Sur les fenêtres un peu plus loin, les stores filtrent la lumière émanant de l'extérieur, projetant des reflets dorés sur le sol et les murs. J'essaie de me redresser, non sans quelques grimaces de douleur, j'ai l'impression que tous mes os ont été broyés.

Un léger bruissement parvient à mes oreilles et je tourne la tête de l'autre côté. Ma respiration se bloque dans mes poumons lorsque mes yeux se posent sur lui. Là, sur un fauteuil vieillit par le temps, ses cheveux en bataille, la tête tombant nonchalamment sur son épaule et ses genoux repliés contre son torse entourés de ses bras, Gabriel dort profondément. Vu sous cet angle, les yeux clos et la tête tombant sur le côté, il a presque l'air d'un ange.

Non, il a l'air d'un ange.

Malgré qu'il soit endormis, j'arrive à voir qu'il n'est pas serein, ses traits sont tendus et le contour de ses yeux est marqué par des cernes. Un bandage sur son cou attire mon attention. Je sort délicatement du lit tout en réprimant un cri de surprise lorsque mes pieds nus touchent le carrelage froid, je m'approche doucement de lui et tend la main vers son cou.

Mes doigts effleurent le bandage, caché à moitié sous son blouson et taché de sang.

« Qu'est-ce qu'il s'est passé... » Je murmure pour moi-même.

Et tout à coup, alors que ses yeux rougis s'ouvrent et croisent les miens, des fragments de souvenirs me reviennent, provoquant une douleur atroce dans tout mon corps.

« Helena, que fais-tu ? » s'exclame Gabriel en se levant de son fauteuil.

Je me rappelle de monstres aux visages difformes et des mains pleines de sang. Je me rappelle avoir entendu des cris, des bruits de lames qui s'entrechoquaient. Je me rappelle du craquement lugubre qui a remplis ma tête lorsqu'Irina est tombé par terre juste devant moi.

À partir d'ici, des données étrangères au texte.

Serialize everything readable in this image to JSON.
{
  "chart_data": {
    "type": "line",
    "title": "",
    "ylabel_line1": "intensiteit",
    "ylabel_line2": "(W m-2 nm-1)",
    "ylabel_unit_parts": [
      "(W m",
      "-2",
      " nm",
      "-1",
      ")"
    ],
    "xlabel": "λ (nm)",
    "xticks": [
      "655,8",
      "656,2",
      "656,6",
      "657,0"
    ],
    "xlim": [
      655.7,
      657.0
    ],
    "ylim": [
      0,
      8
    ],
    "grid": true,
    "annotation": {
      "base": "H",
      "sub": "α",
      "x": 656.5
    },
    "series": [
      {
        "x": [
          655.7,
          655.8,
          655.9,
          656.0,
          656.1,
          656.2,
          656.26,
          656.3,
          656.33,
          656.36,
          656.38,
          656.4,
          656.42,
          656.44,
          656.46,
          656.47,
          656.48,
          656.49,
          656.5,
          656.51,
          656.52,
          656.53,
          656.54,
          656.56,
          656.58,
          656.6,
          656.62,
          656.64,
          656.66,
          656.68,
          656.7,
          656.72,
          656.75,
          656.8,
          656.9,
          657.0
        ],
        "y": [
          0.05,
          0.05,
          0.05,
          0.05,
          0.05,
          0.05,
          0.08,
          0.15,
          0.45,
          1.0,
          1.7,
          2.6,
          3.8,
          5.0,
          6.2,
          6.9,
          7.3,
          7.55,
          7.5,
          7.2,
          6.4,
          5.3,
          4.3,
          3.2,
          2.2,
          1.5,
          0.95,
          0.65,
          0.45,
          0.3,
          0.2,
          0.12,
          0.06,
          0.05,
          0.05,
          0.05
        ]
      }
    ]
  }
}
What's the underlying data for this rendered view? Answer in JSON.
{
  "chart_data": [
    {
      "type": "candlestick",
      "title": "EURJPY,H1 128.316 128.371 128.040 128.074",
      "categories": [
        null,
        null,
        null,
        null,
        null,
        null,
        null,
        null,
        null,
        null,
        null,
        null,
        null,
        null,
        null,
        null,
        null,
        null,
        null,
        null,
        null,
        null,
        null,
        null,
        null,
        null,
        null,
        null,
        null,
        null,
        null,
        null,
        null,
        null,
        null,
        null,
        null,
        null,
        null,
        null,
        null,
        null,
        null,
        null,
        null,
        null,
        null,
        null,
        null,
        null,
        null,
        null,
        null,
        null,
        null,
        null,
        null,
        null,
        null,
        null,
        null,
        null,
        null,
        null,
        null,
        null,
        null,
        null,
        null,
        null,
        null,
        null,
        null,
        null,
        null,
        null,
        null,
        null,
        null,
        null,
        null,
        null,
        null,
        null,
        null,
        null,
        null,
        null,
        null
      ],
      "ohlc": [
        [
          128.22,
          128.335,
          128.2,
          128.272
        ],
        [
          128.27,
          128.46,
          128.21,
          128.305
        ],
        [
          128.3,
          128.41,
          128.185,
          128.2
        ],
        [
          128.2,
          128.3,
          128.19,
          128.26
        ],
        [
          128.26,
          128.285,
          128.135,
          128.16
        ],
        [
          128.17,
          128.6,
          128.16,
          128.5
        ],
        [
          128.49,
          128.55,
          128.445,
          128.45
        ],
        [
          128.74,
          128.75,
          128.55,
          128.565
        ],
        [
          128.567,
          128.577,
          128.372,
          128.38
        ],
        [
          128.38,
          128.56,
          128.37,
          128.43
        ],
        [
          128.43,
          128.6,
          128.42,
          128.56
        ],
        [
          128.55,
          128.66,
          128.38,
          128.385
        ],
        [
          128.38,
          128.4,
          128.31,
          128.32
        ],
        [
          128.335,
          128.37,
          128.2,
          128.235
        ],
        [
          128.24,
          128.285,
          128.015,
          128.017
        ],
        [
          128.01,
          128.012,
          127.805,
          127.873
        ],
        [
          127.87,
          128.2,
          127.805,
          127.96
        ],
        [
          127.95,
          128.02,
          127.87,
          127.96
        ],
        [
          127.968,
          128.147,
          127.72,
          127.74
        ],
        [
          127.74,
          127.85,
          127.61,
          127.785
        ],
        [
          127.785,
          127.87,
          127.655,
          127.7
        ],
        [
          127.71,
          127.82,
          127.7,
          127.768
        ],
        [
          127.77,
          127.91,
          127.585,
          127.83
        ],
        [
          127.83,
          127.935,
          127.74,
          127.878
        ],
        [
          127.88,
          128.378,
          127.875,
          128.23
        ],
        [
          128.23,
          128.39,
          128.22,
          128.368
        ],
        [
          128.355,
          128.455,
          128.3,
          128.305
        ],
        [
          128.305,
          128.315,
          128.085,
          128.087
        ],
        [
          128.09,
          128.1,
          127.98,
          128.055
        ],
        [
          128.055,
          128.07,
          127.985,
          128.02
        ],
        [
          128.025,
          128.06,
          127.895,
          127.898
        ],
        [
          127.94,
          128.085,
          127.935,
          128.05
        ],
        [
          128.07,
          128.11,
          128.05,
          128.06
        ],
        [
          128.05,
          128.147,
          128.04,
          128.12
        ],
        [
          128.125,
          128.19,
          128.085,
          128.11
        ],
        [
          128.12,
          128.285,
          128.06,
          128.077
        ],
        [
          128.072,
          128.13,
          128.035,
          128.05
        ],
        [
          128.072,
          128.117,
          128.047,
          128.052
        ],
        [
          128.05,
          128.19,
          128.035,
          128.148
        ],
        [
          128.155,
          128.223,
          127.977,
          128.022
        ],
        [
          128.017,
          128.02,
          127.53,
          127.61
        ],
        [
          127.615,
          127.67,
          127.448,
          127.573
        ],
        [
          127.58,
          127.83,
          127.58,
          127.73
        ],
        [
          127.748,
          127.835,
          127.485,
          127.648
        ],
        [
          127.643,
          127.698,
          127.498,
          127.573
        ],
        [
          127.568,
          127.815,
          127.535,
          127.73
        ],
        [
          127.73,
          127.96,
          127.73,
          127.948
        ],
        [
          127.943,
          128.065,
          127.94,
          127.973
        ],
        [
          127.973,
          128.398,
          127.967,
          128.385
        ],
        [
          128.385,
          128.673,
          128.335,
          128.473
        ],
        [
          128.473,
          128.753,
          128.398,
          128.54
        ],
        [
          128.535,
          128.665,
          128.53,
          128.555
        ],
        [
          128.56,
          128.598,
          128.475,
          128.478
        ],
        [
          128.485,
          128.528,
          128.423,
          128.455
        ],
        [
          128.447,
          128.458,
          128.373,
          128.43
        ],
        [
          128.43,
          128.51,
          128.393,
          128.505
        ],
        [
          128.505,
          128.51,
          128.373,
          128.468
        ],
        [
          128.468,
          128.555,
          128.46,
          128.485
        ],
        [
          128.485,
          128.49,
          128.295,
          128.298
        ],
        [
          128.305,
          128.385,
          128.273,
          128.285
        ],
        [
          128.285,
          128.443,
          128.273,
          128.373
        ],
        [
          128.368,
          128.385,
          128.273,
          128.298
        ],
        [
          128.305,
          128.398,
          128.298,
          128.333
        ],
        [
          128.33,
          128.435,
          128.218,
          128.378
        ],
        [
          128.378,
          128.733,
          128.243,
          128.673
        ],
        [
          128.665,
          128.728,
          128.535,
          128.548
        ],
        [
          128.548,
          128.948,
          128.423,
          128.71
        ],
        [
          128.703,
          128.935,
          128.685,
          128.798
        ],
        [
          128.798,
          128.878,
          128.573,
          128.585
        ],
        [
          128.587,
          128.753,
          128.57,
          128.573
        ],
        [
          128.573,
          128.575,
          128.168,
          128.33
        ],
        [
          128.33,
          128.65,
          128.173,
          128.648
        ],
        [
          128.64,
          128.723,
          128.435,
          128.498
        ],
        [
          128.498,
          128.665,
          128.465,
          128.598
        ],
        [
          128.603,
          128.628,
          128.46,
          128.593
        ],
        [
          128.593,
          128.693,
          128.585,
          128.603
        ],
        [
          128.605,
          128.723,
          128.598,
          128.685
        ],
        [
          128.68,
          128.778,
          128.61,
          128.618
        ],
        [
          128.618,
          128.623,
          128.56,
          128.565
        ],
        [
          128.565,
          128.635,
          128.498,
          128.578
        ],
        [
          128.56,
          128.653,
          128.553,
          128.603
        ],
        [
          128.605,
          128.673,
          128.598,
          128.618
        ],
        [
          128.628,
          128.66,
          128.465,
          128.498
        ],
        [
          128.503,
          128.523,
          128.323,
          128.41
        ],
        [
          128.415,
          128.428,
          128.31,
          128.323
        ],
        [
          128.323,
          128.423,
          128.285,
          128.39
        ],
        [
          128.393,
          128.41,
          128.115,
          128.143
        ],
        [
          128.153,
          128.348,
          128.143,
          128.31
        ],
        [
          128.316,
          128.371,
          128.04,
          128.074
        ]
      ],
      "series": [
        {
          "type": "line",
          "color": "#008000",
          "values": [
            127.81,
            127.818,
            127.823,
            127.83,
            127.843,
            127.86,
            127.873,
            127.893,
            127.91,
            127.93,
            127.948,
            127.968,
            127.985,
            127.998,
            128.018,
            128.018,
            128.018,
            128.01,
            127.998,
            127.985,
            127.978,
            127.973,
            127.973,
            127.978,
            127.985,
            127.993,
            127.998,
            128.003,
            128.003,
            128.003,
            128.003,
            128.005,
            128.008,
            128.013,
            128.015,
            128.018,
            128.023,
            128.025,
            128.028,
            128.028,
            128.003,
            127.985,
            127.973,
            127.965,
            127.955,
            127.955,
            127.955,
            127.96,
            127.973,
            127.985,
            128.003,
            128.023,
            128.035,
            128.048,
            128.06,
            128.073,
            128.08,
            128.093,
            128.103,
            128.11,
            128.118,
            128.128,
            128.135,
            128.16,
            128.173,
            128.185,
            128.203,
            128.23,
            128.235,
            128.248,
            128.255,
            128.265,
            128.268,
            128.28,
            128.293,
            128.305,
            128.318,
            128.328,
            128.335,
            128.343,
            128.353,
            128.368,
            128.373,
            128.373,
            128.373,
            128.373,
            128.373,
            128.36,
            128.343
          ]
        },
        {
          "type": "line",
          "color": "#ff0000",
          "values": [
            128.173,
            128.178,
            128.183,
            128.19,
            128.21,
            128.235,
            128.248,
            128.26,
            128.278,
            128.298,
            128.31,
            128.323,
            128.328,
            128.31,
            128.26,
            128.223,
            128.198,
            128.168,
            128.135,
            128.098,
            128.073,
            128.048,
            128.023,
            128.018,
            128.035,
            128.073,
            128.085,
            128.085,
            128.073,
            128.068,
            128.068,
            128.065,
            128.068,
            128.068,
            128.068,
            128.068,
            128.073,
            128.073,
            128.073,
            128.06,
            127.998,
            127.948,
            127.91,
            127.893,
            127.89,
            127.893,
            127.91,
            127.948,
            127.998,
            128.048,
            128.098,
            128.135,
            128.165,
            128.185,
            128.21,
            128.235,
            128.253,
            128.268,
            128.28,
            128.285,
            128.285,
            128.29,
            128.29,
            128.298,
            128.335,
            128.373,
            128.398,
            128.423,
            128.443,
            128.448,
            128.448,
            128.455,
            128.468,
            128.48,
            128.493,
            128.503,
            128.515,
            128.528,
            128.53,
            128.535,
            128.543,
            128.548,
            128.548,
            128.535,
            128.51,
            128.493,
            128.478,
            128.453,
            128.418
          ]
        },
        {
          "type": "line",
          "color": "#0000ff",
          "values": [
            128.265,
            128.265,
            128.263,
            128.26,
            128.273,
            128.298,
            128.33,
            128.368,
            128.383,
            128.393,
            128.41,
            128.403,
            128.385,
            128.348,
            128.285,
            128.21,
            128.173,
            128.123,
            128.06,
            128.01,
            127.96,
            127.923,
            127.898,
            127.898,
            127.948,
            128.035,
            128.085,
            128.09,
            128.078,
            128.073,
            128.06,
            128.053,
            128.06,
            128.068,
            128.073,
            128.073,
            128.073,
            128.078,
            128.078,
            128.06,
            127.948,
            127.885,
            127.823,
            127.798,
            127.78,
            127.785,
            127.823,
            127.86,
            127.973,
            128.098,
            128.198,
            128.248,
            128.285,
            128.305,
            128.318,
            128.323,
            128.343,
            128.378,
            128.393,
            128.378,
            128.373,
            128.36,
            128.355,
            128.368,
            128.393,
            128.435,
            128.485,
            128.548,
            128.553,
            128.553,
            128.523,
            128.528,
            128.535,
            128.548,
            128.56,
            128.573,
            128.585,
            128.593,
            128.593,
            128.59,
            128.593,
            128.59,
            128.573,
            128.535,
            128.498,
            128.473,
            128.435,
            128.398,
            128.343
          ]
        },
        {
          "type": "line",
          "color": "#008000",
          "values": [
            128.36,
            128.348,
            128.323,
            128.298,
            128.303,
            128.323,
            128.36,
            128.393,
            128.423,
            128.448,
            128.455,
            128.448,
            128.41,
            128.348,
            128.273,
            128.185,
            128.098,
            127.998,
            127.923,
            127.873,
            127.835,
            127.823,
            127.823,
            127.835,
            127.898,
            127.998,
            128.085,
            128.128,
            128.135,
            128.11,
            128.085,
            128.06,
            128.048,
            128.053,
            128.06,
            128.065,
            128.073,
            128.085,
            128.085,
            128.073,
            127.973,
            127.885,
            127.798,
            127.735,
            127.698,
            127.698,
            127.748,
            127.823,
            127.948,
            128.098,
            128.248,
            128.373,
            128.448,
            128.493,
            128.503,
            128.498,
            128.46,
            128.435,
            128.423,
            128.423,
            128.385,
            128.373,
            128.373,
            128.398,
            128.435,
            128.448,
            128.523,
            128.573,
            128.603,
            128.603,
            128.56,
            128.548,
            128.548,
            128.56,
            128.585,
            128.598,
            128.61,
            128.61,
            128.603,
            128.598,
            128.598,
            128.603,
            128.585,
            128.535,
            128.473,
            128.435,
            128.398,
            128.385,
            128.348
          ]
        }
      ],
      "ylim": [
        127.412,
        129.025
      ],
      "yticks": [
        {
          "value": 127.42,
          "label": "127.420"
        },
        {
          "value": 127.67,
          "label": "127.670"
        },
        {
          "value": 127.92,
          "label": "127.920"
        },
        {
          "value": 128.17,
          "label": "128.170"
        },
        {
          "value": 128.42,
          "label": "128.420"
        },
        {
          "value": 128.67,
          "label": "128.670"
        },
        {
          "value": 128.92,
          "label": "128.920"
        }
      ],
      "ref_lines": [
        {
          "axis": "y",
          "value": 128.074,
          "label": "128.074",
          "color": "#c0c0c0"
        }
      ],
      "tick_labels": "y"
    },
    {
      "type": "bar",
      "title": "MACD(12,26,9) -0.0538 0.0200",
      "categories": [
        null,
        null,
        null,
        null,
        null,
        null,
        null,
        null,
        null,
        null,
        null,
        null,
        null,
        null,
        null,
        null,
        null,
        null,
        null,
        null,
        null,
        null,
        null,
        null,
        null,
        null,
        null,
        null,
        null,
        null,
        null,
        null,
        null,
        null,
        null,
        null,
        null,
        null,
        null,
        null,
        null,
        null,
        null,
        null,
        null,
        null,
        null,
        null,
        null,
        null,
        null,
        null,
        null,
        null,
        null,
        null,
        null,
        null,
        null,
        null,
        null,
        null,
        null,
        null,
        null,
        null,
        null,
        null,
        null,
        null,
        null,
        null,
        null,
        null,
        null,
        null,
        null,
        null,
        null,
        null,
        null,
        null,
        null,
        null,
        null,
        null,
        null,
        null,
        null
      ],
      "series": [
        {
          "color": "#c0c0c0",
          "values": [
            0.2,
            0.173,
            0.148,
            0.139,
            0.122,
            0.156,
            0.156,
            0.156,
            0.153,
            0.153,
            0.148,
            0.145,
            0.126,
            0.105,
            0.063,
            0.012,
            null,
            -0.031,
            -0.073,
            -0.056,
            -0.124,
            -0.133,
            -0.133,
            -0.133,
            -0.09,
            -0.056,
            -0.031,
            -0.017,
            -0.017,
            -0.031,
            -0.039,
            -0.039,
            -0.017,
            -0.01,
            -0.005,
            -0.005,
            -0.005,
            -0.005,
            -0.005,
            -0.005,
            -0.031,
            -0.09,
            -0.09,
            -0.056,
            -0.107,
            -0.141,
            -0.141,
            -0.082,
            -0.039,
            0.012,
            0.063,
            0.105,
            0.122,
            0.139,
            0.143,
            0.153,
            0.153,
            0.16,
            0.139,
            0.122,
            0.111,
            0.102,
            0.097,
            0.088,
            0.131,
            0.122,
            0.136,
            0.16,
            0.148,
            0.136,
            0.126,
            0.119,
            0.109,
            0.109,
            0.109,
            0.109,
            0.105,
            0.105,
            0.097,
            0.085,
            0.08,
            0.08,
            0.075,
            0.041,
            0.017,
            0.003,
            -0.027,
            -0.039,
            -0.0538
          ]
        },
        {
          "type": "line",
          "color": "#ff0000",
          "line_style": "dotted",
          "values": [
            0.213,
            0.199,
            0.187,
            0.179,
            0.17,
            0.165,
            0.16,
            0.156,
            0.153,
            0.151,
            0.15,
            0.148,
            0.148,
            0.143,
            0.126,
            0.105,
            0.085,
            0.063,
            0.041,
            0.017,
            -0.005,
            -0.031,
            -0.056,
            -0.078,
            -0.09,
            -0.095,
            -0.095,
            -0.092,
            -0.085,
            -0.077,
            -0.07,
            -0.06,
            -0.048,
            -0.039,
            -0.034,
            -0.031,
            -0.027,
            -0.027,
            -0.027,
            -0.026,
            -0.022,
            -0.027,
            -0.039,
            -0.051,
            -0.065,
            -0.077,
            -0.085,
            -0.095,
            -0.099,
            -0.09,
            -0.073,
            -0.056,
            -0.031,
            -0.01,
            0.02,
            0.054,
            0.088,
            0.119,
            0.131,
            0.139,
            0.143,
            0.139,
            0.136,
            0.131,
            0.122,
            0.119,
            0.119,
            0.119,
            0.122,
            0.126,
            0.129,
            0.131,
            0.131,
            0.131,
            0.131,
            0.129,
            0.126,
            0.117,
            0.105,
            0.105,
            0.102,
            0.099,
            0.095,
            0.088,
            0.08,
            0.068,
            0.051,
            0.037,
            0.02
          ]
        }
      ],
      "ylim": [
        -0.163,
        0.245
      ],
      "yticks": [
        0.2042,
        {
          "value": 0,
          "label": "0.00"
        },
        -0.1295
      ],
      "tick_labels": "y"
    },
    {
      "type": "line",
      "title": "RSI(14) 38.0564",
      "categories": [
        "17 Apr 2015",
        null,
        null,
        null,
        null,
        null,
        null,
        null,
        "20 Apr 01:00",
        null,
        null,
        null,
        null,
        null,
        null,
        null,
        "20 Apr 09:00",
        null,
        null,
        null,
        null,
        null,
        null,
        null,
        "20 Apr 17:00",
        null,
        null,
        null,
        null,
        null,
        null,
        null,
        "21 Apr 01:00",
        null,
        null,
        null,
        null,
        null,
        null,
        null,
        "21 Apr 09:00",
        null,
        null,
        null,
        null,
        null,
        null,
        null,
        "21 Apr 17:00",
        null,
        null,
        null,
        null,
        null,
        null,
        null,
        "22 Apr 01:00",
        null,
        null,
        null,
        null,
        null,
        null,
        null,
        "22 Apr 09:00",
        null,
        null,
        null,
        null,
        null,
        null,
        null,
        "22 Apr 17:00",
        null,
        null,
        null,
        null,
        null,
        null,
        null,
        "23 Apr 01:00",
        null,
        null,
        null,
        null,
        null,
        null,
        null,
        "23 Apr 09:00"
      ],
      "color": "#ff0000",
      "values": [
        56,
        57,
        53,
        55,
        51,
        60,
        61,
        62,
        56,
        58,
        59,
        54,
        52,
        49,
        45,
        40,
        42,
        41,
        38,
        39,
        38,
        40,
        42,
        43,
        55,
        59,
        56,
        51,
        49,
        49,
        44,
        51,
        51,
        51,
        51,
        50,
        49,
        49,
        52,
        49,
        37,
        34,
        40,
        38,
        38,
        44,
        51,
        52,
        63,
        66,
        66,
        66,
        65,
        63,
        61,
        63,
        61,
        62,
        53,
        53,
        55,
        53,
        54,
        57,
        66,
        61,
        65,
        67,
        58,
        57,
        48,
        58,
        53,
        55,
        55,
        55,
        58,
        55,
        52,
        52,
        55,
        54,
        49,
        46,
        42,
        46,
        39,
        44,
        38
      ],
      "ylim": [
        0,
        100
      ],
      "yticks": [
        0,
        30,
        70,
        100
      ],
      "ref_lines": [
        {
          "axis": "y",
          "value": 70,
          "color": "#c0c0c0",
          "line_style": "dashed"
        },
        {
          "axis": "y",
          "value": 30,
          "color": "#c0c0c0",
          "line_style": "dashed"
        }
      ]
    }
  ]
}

Mais surtout, je me rappelle cette vague de peur qui m'engourdissait les membres, puis cet instant où toute cette peur a laissé place à la colère.
Puis l'explosion.

« Où est Irina ! » je m'écrie.

Gabriel me fixe de ses iris bleues ternies par les veines rouges tout autour. Je n'attend pas sa réponse, j'arrache les quelques câbles me reliant aux machines et me précipite vers la porte.

Je me retrouve dans un couloir où plusieurs infirmières s'activent à effectuer leurs tâches.

C'est à ce moment qu'une réalité me frappe de pleins fouet. Cet hôpital n'est autre que celui que j'ai si souvent vu dans mes cauchemars. Ce même hôpital où j'ai vu Gabriel, aux portes de la mort.

Je cours le plus loin possible, cherchant désespérément la sortie. Je sens le regard interrogateur de plusieurs personnes se poser su moi lorsque je franchis les portes de l'hôpital, mais je ne pense qu'à sortir et rien d'autre, peu importe si j'ai l'air d'une dingue.

Je me rend alors compte que j'ai pris la mauvaise sortie, je suis dans le parc de l'Hôpital. Mes jambes cèdent sous mon poids, je me laisse tomber sur le bitume, complètement vidée de toute détermination.